“To the Rescue: We Can Do It,” Ensign, May 2016, 53–55
The Savior clearly understood His mission to rescue our Heavenly Father’s children, for He declared:
“The Son of man is come to save that which was lost. …
“[For] it is not the will of your Father which is in heaven, that one of these little ones should perish.”1
My angel mother, Jasmine Bennion Arnold, clearly understood her role to help in the rescue of our Heavenly Father’s wounded or lost sheep, including her own children and grandchildren. What a marvelous role grandparents can play in the lives of their grandchildren.
Mom was usually assigned to visit teach those struggling with their faith, the less-active and part-member families; however, her flock included several others that no one had assigned her to visit. Generally her visits were not just once a month, as she quietly listened, ministered to the sick, and gave loving encouragement. The last several months of Mom’s life, she was homebound, so she spent hours writing them letters, expressing her love, bearing her testimony, and lifting those who came to visit.
As we go to the rescue, God gives us power, encouragement, and blessings.
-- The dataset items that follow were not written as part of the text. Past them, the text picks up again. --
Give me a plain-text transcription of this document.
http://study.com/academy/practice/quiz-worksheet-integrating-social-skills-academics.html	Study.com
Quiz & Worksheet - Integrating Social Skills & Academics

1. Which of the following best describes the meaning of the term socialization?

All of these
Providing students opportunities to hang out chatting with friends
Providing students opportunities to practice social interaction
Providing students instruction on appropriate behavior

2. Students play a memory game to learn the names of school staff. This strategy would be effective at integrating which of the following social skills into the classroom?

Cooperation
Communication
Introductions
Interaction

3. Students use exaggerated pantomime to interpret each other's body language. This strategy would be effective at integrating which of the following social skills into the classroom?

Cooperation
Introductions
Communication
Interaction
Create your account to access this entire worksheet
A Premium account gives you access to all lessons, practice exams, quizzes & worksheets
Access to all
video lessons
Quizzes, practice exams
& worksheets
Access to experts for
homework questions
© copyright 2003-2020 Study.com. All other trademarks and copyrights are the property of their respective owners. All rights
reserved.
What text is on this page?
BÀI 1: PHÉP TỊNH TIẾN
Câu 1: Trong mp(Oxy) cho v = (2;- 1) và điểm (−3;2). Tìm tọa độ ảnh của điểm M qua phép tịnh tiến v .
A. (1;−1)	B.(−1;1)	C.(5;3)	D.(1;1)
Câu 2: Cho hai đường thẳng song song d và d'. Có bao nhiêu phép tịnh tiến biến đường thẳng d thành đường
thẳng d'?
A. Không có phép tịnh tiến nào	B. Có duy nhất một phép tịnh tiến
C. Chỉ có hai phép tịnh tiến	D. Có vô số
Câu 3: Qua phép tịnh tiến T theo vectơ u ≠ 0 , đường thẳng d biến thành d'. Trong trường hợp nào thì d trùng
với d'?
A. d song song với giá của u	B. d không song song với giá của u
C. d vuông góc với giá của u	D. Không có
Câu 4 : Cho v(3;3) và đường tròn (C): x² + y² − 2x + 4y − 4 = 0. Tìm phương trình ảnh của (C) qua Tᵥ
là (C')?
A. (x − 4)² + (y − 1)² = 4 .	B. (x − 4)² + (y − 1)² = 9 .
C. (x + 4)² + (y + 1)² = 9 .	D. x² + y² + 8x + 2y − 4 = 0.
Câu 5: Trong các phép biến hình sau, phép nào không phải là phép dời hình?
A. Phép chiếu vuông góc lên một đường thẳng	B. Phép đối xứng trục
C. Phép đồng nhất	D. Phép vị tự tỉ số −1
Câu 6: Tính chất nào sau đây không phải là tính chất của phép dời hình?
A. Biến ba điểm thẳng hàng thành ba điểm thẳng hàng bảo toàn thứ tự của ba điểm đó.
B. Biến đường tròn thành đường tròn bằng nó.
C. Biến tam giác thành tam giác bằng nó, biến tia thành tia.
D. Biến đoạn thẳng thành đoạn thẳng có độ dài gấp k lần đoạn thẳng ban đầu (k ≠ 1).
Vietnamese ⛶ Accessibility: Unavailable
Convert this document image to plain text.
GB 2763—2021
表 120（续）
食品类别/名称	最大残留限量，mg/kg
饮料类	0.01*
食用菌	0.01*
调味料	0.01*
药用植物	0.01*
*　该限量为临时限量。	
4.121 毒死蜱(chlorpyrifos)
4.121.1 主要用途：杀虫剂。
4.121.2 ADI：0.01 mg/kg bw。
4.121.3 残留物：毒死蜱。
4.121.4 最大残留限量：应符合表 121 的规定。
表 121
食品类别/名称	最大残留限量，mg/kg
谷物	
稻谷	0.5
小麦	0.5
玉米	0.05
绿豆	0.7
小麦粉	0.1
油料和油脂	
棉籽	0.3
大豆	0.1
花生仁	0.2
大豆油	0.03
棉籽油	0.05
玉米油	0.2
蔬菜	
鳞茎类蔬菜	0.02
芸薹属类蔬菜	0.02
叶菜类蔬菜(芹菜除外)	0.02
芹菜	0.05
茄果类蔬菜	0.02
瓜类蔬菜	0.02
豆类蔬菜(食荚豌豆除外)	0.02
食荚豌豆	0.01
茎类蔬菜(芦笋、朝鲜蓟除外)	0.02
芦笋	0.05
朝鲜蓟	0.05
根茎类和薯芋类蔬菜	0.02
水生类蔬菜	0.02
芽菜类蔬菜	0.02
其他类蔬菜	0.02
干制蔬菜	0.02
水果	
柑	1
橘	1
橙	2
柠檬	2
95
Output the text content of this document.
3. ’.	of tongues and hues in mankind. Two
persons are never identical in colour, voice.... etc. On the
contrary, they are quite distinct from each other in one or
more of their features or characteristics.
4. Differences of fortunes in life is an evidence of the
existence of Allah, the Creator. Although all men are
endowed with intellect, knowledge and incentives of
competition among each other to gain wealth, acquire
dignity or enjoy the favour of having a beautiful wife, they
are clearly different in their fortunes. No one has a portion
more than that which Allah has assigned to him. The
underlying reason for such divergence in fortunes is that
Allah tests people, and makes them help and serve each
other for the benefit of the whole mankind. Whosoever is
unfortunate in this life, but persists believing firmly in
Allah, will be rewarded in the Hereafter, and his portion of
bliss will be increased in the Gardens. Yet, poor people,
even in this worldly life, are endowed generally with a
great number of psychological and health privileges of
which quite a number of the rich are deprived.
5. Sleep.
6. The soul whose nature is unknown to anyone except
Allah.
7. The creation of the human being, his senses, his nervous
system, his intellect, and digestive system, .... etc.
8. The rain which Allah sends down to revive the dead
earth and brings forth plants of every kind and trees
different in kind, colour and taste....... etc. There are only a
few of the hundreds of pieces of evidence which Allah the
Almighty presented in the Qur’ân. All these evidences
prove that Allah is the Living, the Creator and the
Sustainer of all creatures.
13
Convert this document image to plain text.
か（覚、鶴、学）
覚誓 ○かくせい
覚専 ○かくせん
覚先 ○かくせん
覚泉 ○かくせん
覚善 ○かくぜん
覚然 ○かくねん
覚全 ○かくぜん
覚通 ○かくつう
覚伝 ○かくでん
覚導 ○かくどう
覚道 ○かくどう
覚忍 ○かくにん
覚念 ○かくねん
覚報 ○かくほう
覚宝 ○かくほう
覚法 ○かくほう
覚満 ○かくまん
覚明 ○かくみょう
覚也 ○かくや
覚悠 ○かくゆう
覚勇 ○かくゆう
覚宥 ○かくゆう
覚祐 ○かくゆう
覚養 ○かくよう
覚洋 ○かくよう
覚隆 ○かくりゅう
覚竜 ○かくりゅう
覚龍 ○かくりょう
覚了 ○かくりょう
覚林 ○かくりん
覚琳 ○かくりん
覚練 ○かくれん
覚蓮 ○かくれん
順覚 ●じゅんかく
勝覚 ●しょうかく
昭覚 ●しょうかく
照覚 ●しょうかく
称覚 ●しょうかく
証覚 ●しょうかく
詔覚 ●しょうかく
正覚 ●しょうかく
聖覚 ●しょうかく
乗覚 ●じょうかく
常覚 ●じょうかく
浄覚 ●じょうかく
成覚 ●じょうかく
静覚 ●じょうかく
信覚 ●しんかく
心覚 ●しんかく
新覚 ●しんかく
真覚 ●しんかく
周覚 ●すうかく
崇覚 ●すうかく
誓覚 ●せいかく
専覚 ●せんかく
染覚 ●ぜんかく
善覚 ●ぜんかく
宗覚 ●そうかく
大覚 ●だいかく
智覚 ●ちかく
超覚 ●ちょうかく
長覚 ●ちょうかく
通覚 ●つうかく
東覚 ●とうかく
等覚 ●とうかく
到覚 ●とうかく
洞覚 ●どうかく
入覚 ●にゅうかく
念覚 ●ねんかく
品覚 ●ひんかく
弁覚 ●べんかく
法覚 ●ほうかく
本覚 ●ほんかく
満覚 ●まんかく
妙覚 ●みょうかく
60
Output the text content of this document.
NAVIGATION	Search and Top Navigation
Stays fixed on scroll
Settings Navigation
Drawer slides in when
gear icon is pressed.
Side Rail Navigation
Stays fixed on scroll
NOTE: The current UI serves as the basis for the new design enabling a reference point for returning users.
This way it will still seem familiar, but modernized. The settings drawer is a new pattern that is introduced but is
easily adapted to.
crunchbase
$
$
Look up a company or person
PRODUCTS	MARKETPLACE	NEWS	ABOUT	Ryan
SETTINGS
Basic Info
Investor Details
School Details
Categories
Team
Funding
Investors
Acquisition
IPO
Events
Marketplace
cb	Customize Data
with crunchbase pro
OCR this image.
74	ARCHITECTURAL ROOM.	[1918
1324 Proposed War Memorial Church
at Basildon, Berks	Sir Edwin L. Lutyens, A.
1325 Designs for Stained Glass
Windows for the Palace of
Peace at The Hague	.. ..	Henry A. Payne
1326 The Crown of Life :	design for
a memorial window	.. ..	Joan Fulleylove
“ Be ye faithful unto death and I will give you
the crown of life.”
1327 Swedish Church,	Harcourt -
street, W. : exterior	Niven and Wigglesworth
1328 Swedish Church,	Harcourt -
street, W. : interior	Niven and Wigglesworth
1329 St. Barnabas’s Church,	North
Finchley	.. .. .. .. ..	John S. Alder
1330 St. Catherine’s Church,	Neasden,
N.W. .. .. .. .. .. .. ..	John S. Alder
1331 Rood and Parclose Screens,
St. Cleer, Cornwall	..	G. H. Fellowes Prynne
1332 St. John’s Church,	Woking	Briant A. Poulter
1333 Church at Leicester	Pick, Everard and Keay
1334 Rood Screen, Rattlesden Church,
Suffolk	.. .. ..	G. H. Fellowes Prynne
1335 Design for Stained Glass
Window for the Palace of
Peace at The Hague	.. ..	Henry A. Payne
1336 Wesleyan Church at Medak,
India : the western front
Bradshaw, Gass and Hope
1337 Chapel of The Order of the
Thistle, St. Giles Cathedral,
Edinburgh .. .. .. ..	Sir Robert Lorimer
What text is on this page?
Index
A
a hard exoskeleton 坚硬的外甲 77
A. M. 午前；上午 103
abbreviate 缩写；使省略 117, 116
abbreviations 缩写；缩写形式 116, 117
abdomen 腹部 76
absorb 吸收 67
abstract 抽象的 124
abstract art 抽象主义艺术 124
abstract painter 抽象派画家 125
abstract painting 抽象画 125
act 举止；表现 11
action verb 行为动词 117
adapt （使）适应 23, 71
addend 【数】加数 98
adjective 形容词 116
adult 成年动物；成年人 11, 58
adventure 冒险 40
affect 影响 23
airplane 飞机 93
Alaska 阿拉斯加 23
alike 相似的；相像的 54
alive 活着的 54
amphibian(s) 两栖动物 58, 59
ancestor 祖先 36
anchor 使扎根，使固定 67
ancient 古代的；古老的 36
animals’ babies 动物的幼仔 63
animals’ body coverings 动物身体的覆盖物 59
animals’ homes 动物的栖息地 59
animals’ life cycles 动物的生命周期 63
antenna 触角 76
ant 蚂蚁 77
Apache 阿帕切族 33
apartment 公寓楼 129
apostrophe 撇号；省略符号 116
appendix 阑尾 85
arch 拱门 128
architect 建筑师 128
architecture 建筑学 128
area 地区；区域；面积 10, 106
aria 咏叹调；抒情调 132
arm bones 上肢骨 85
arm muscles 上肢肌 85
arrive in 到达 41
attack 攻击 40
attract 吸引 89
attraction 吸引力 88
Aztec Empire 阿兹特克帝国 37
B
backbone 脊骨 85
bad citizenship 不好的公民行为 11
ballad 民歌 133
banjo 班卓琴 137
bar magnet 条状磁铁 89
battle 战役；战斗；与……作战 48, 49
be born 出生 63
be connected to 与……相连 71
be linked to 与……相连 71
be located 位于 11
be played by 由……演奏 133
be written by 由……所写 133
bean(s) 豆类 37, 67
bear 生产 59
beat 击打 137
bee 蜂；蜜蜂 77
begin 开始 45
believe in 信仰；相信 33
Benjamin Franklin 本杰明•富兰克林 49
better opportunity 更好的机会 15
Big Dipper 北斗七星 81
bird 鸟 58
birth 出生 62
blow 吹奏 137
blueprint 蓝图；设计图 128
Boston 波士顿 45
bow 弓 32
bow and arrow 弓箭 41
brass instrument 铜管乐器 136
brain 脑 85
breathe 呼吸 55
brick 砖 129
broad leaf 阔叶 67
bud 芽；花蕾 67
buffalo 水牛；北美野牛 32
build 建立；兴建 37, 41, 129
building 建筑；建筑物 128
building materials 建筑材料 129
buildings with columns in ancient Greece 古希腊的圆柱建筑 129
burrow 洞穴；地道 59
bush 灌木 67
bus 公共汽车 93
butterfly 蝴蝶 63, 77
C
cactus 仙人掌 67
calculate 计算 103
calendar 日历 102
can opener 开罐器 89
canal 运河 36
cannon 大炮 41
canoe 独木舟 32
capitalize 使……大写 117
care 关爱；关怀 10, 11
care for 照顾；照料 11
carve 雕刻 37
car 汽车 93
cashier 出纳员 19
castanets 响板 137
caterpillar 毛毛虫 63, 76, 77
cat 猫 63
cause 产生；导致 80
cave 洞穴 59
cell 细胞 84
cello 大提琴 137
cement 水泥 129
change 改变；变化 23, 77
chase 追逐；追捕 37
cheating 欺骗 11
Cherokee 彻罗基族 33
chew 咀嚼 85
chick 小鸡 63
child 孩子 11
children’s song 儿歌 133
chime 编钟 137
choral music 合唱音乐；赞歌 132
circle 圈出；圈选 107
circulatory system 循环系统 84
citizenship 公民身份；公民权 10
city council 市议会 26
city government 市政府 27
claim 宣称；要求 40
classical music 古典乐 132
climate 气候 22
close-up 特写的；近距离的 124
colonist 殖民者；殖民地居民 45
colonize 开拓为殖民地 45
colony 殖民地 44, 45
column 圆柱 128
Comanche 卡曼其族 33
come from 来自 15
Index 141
When He commanded Moses to rescue the children of Israel, Moses was afraid, just as many of us are afraid. Moses excused himself, saying, “I am not eloquent, … but I am slow of speech, and of a slow tongue.”2
The Lord reassured Moses:
“Who hath made man’s mouth? … have not I the Lord?
“Now therefore go, and I will be with thy mouth, and teach thee what thou shalt say.”3
In effect, the Lord told Moses, “You can do it!” And you know what, so can we!
Let me share four principles that will help in our rescue efforts.
Elder Alejandro Patanía, a former Area Seventy, relates the story of his younger brother Daniel, who sailed out to sea to go fishing with his crew. After a time, Daniel received an urgent warning that a major storm was rapidly approaching. Immediately, Daniel and his crew started for port.
As the storm intensified, the engine of a nearby fishing boat ceased to function. Daniel’s crew hooked a cable to the disabled boat and began towing it to safety. They radioed for help, knowing that, with the increasing storm, they needed immediate assistance.
As loved ones anxiously waited, representatives from the coast guard, the fishermen’s association, and the navy met to decide the best rescue strategy. Some wanted to leave right away but were told to wait for a plan. While those in the storm continued pleading for help, the representatives continued meeting, trying to agree on the proper protocol and a plan.
When a rescue group was finally organized, one last desperate call came. The raging storm had broken the cable between the two boats, and Daniel’s crew was going back to see if they could save their fellow fishermen. In the end, both ships sank, and their crews, including Elder Patanía’s brother Daniel, were lost.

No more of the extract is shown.